The Sichuan–Tibet Tea Horse Road stretched from Ya'an in Sichuan to Lhasa via Luding, Kangding, Batang, and Chamdo in Tibet, and extended to Nepal, Burma, and India.
In the Tang and Song (960–1279) dynasties, the Qinghai–Tibet Highway became a major alternative for transporting tea to Tibet from Sichuan and other more eastern areas, taking the less-steep long way round through Chengdu, Xi’an (then Chang’an) and the Silk Road.
During the Ming Dynasty (1368–1644), the Sichuan–Tibet Tea Horse Road was officially recognized, and this helped the commercial towns and cities along the road to expand, and promoted commerce between inland areas and Tibet.

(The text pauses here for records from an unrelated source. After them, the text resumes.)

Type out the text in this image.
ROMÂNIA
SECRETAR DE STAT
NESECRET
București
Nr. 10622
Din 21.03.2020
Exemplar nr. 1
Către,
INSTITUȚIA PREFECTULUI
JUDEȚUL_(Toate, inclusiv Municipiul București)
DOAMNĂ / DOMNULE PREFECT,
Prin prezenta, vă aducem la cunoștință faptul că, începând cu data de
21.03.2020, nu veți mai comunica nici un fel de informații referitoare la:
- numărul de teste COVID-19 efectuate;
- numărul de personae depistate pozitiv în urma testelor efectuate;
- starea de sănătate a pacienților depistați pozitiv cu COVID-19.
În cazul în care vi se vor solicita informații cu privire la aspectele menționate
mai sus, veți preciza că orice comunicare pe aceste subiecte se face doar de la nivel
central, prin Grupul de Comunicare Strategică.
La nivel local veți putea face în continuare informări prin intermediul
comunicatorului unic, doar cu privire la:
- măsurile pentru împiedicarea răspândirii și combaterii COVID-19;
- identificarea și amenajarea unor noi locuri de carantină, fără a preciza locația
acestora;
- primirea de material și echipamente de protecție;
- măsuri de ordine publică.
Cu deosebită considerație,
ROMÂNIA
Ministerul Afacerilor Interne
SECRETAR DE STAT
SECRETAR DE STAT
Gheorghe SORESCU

The Yunnan–Tibet Tea Horse Road
The Yunnan–Tibet Tea Horse Road was similarly formed in the late 6th century. It began from Simao (a major tea-producing area) and led to Lhasa, crossing Pu'er in Xishuangbanna, Dali, Lijiang, and Shangri-La, and continuing to Nepal, Burma, and India. It was thus the critical trade route connecting Yunnan to Southern Asia.

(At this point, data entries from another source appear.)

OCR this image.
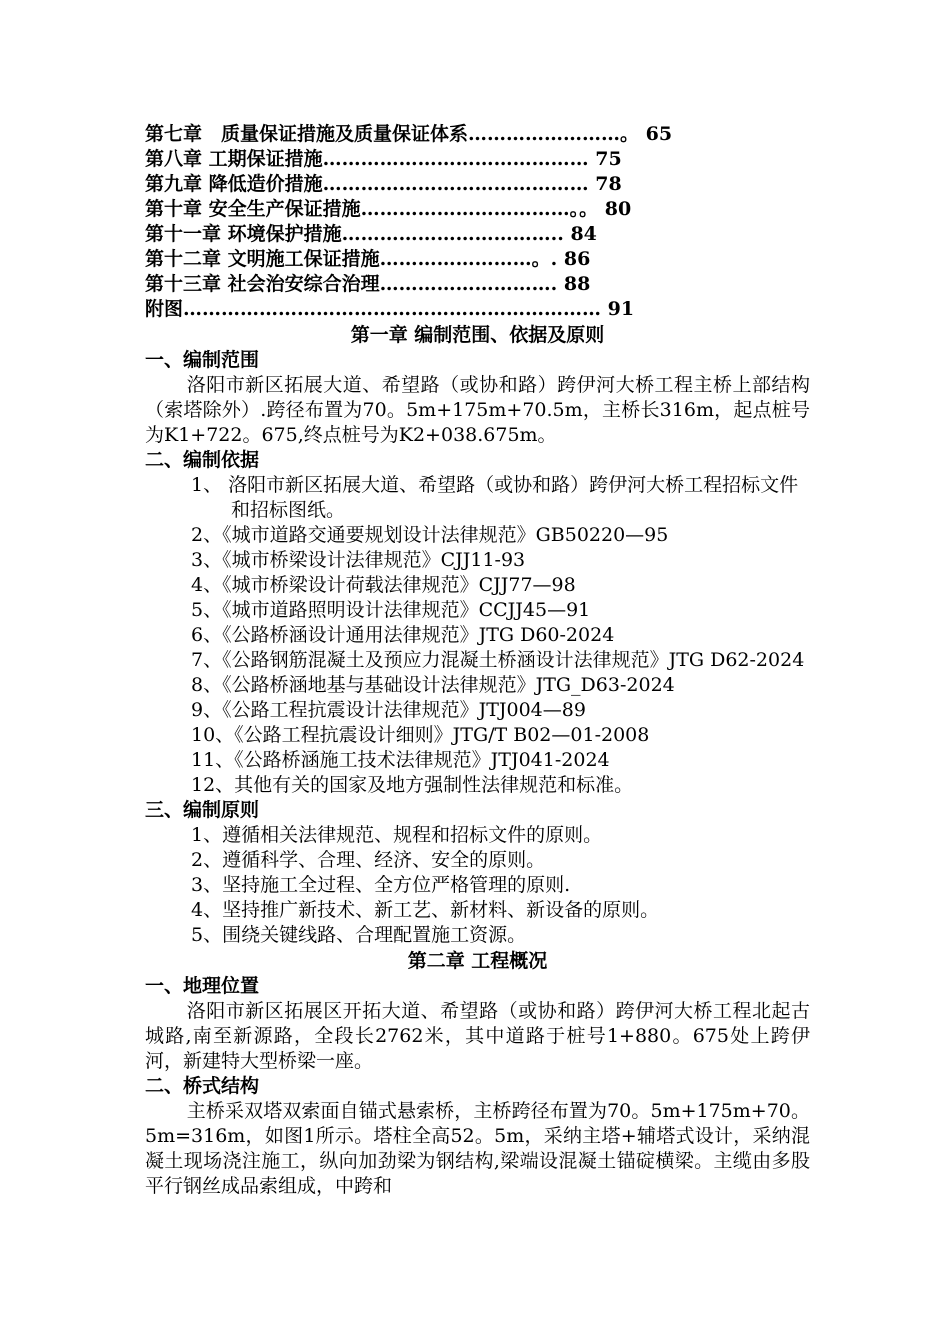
第七章　质量保证措施及质量保证体系……………………。 65
第八章 工期保证措施…………………………………… 75
第九章 降低造价措施…………………………………… 78
第十章 安全生产保证措施……………………………。。 80
第十一章 环境保护措施…………………………….. 84
第十二章 文明施工保证措施……………………。. 86
第十三章 社会治安综合治理………………………. 88
附图………………………………………………………… 91
第一章 编制范围、依据及原则
一、编制范围

洛阳市新区拓展大道、希望路（或协和路）跨伊河大桥工程主桥上部结构（索塔除外）.跨径布置为70。5m+175m+70.5m，主桥长316m，起点桩号为K1+722。675,终点桩号为K2+038.675m。

二、编制依据

1、 洛阳市新区拓展大道、希望路（或协和路）跨伊河大桥工程招标文件和招标图纸。

2、《城市道路交通要规划设计法律规范》GB50220—95
3、《城市桥梁设计法律规范》CJJ11-93
4、《城市桥梁设计荷载法律规范》CJJ77—98
5、《城市道路照明设计法律规范》CCJJ45—91
6、《公路桥涵设计通用法律规范》JTG D60-2024

7、《公路钢筋混凝土及预应力混凝土桥涵设计法律规范》JTG D62-2024

8、《公路桥涵地基与基础设计法律规范》JTG_D63-2024
9、《公路工程抗震设计法律规范》JTJ004—89
10、《公路工程抗震设计细则》JTG/T B02—01-2008
11、《公路桥涵施工技术法律规范》JTJ041-2024
12、其他有关的国家及地方强制性法律规范和标准。
三、编制原则
1、遵循相关法律规范、规程和招标文件的原则。
2、遵循科学、合理、经济、安全的原则。
3、坚持施工全过程、全方位严格管理的原则.
4、坚持推广新技术、新工艺、新材料、新设备的原则。
5、围绕关键线路、合理配置施工资源。
第二章 工程概况
一、地理位置

洛阳市新区拓展区开拓大道、希望路（或协和路）跨伊河大桥工程北起古城路,南至新源路，全段长2762米，其中道路于桩号1+880。675处上跨伊河，新建特大型桥梁一座。

二、桥式结构

主桥采双塔双索面自锚式悬索桥，主桥跨径布置为70。5m+175m+70。5m=316m，如图1所示。塔柱全高52。5m，采纳主塔+辅塔式设计，采纳混凝土现场浇注施工，纵向加劲梁为钢结构,梁端设混凝土锚碇横梁。主缆由多股平行钢丝成品索组成，中跨和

Ancient Tea and Horse Caravan Road
Episode 1 :The Last Horse Caravan
Episode 2 :Road to Pilgrimage
Episode 3 :Tea Makes the Road Open
Episode 4 :The Salt in Yanjing
Episode 5 :Himalayan Salt Trek
Episode 6 : Guge, Mystery of the Lost Kingdom
Part of the Insight Asia series, Asian Corridor In Heaven is a six-episode HD documentary series co-produced by KBS and NHK about the world's oldest trade route, the "Ancient Tea and Horse Caravan Road". Pre-dating the Silk Road by 200 years, the Ancient Tea and Horse Caravan Road crossed from the Sichuan and Yunnan provinces of Southwest China over mountainous terrain into Tibet, Nepal, and India. The Caravan Road was not only an important route for the trade of tea and horses, but also a corridor connecting Chinese and Tibetan language, people, religion, and cultures.